Un roman, pour la plupart des gens, est d'abord constitué d'un nombre respectable de pages, en tout cas, un volume en deçà duquel ils ont le sentiment d'une tromperie. Ce n'est pas faux, ce n'est pas vrai. Il existe des subtilités. Dans la postface de "différentes saisons", Stephen King propose de définir la distinction par un mode de calcul simple : au dessus de 40 000 mots, c'est un roman ; en dessous de 20 000 mots, c'est une nouvelle ; entre 20 000 et 40 000 mots, c'est "autre chose", un texte entre les deux, longue nouvelle, court roman.
Le Baiser de la Nourrice, passe limite la barre en dessous de cette norme : le texte affiche 38 200 mots et des bananes. J'ai envie de dire que, malgré cela, on a tout de même affaire à un roman. La forme, le principe, la langue, le développement de l'histoire, le récit fictionnel, sont dans la tradition du roman, mais c'est un roman court, je l'admets. La mode est d'ailleurs aux textes courts, me dit ma chérie libraire. Cependant, j'ai de "vrais" romans dans ma besace. A la Droite du Diable culmine à plus de 111 000 mots. Jean F et Ce que Mica savait des hommes avoisinent les 80 000. Mon roman en cours, Le psychopompe, totalise déjà près de 60 000 mots, je pense qu'il rejoindra les deux exemples précédents. C'est une définition un peu basique (bien dans la simplicité de King, diront les mauvaises langues, et ceux qui se pincent le nez, en général, au dessus de la littérature populaire), mais cette possibilité d'encadrer un phénomène littéraire par une mesure quantifiable me convient.
Pierre Michon, dans "Le roi vient quand il veut", parle du roman et de son foisonnement maladif, ces digressions qui en font un objet littéraire alourdi souvent. Il se méfie de l'inclination de certains auteurs à rallonger la sauce. Ses romans sont longuement mûris, réfléchis, alimentés par une documentation éventuellement, grandement assimilée. Enfin, il se lance dans une écriture rapide, concentrée, d'un souffle. Dans de telles conditions, le texte qui résulte ne peut pas être digressif. En lisant l'interview récente de Michon à ce sujet, je me suis aperçu que c'est ainsi que "le baiser" avait été écrit : d'un élan, en quelques mois (un bon élan quand même), concentré sur un sujet (malgré tout enrichi en cours d'écriture). Et c'est un livre très différent des autres. D'abord, je le voulais ainsi, comme un défi littéraire personnel.

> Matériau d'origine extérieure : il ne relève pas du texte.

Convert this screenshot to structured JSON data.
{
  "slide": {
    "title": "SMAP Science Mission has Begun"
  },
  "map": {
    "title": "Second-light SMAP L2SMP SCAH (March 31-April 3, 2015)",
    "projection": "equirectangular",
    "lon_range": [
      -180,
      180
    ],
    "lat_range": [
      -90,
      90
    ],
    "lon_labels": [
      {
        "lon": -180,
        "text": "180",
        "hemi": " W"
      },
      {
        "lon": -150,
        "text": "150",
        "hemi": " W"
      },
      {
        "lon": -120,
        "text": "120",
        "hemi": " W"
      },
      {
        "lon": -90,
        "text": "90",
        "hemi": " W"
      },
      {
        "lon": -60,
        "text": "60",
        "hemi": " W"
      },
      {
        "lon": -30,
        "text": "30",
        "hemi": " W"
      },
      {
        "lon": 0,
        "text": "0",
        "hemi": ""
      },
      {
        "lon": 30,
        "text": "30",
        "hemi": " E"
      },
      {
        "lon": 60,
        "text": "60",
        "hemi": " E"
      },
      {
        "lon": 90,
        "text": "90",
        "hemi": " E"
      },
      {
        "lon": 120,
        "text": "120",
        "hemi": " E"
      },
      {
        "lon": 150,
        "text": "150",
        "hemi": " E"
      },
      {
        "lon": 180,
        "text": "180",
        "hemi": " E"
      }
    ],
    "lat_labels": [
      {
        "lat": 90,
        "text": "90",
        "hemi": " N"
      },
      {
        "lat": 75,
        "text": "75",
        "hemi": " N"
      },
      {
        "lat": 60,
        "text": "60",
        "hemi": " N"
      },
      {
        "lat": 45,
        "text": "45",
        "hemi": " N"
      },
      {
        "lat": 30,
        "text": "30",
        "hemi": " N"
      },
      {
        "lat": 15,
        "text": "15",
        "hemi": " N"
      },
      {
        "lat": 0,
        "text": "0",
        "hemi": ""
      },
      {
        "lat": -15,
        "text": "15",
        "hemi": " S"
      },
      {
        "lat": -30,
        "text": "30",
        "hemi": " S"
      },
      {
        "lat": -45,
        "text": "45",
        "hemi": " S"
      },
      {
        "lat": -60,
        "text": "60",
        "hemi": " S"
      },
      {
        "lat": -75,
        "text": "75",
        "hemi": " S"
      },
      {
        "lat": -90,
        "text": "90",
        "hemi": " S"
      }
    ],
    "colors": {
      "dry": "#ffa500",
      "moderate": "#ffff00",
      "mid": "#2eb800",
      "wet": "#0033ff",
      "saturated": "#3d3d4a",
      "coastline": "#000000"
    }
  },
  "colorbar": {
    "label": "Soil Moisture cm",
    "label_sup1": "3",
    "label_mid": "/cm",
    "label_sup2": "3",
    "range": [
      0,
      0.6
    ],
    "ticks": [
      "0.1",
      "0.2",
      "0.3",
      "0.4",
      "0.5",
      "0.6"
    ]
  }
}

Les autres romans, je les prépare moins, mais j'en préserve le feu plus longtemps, je souffle sur les braises, la chaleur entretenue alimente une flamme sur plus d'un an, parfois plus de deux ou trois. Le roman que je suis en train d'écrire sera achevé en mars 2009, selon mes prévisions. Ensuite, je retravaille un texte court, bizarre, radical, mais fait pour être repris en plusieurs étapes. Je devrais le finir en septembre prochain, dans des conditions très particulières que je vous livrerai alors. Ensuite...
Ensuite, mon rêve depuis longtemps, est d'écrire un énorme énorme roman historique. Mais voilà, j'en suis épuisé par avance. C'est pas bien, hein ?
Commentaires
Enfin de retour sur la toile après quelques petits problèmes internistratifs ... Quel est donc ce projet radical que tu évoques, ce texte court ??? Je ne pensais pas que Le Psychopompe était autant avancé !!!
En tout cas toujours un plaisir de lire tes aventures journalières.
A très vite.
Jérôme
P.S : des news de François etc ... ??? ///
François approche. Il sera là en fin de semaine. Samedi. Je lui rappelle qu'il faut qu'on se voie.
Pour le projet radical... Un peu de patience.